Prep 0 mins
Cook 1 hr 15 mins
From Blaine's Low Carb Kitchen. 7.1 net carbs per servings.
Cookie Crumb Crust
- 1 cup sifted soy flour
- 2 teaspoons baking powder
- 1⁄2 teaspoon salt
- 1 cup butter
- 1⁄2 cup artificial brown sugar
- 1⁄4 cup low carb white artificial sweetener
- 1 teaspoon vanilla
- 2 egg whites
- 1⁄4 cup low carb peanut butter
- 2 packages cream cheese
- 1⁄4 cup sour cream
- 1 cup low carb white artificial sweetener
- 3 eggs
- 1 egg white
- 1 teaspoon lemon extract
- grated rind of one lemon (approximately 2 tbsp.)
- 4 tablespoons butter, melted
- Cookie Preparation (approximately 1 net carb per cookie):
- Preheat oven to 400 degrees
- Sift together soy flour, baking powder and salt. Set aside.
- Cream one stick of butter with artificial brown sweetener and low carb white sweetener in mixer with wire whip attachment for 1 minute.
- Gradually add egg whites and continue to mix.
- Add vanilla and peanut butter and mix for 1 minute. Scrap sides of bowl with rubber spatula and add egg whites and continue to stir for 1 minute more.
- Gradually stir in the dry ingredients until mixed.
- Spoon out teaspoonfuls of dough and form into balls. Place on cookie sheet about 2 inches apart and flatten with fork into circles.
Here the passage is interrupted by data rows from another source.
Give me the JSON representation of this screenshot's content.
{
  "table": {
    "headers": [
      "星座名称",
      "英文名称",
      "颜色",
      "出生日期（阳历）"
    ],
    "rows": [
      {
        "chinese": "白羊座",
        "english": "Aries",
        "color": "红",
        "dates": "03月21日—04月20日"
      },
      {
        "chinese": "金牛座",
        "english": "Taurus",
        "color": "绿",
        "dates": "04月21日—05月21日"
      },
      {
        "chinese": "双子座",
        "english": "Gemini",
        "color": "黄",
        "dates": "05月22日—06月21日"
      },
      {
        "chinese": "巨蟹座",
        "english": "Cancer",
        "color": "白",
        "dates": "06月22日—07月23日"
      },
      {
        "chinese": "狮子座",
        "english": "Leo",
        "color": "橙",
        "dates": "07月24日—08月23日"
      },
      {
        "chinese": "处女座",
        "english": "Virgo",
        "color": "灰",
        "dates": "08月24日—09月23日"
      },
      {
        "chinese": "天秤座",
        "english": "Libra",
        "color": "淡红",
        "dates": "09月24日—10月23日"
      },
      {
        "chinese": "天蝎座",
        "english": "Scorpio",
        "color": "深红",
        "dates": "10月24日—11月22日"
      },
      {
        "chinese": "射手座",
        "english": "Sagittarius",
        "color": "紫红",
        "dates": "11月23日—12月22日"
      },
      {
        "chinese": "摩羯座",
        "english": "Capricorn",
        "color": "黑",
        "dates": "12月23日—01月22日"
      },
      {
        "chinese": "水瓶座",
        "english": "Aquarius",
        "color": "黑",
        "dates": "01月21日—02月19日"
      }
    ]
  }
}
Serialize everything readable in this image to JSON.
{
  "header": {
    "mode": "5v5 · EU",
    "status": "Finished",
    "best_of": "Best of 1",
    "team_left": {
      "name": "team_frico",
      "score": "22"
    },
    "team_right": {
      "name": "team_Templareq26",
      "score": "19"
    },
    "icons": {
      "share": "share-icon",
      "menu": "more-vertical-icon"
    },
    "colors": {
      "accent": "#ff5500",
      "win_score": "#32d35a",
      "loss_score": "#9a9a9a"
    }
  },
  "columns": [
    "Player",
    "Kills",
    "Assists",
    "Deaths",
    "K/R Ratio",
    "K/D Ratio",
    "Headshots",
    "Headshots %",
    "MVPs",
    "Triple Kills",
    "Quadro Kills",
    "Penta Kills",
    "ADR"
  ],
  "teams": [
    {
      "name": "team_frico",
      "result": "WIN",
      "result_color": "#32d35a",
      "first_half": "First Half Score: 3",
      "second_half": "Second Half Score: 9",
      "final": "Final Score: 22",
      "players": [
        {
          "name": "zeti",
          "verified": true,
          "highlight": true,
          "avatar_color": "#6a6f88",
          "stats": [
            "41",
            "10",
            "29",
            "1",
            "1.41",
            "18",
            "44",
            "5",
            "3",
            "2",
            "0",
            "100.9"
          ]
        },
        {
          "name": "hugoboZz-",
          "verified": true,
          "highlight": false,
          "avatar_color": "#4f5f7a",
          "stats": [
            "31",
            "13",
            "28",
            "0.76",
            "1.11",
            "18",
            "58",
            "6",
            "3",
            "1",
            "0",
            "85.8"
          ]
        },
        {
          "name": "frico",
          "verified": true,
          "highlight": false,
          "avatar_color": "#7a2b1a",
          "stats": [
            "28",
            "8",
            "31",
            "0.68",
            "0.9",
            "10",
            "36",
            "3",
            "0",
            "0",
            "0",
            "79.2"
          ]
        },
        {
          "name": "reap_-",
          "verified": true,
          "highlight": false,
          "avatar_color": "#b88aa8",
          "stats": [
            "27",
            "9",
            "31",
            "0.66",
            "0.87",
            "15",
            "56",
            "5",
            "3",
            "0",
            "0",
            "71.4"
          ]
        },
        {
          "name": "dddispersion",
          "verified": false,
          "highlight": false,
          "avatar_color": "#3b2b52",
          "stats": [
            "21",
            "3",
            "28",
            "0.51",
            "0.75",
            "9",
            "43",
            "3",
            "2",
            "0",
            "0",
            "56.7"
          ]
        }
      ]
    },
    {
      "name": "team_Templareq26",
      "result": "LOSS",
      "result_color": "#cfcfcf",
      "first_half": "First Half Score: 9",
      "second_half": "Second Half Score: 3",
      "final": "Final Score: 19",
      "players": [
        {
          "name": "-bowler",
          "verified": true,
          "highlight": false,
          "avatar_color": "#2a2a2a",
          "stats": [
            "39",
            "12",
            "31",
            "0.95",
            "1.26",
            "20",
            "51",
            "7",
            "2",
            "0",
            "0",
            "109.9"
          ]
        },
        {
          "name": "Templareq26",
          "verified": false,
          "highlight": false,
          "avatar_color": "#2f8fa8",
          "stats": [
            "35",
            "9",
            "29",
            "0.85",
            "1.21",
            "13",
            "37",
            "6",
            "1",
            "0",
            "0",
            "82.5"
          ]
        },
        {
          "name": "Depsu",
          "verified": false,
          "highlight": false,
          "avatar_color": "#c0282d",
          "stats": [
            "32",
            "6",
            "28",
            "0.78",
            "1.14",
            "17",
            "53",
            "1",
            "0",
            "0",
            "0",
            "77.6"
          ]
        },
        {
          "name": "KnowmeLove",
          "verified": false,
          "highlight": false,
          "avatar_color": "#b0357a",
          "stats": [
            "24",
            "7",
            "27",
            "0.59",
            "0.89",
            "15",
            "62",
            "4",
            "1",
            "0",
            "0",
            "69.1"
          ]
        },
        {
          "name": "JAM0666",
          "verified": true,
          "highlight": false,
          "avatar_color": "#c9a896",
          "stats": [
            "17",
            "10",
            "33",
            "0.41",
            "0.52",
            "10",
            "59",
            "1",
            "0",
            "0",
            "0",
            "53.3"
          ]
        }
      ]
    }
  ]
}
- Bake for 10 - 15 minutes until lightly brown. Remove from oven and let cool on rack. (Makes 24 cookies)
- Once cookies are cooled, grind 12 cookies in food processor and add 1 stick of melted butter. Press mixture onto bottom of greased spring form pan and blind bake for 10 minutes. Remove from oven to cool
- Cheesecake Filling Preparation:
- Preheat oven to 300 degrees.
- Mix cream cheese in mixer with wire whip. Add sour cream, low carb sweetener, eggs, egg white, lemon extract, lemon rind and butter to bowl and continue to mix for 4-5 minutes.
- Pour mixture over cooled cookie crust in spring form pan and bake for 1 hour and 15 minutes in water bath. Remove from oven and let cool.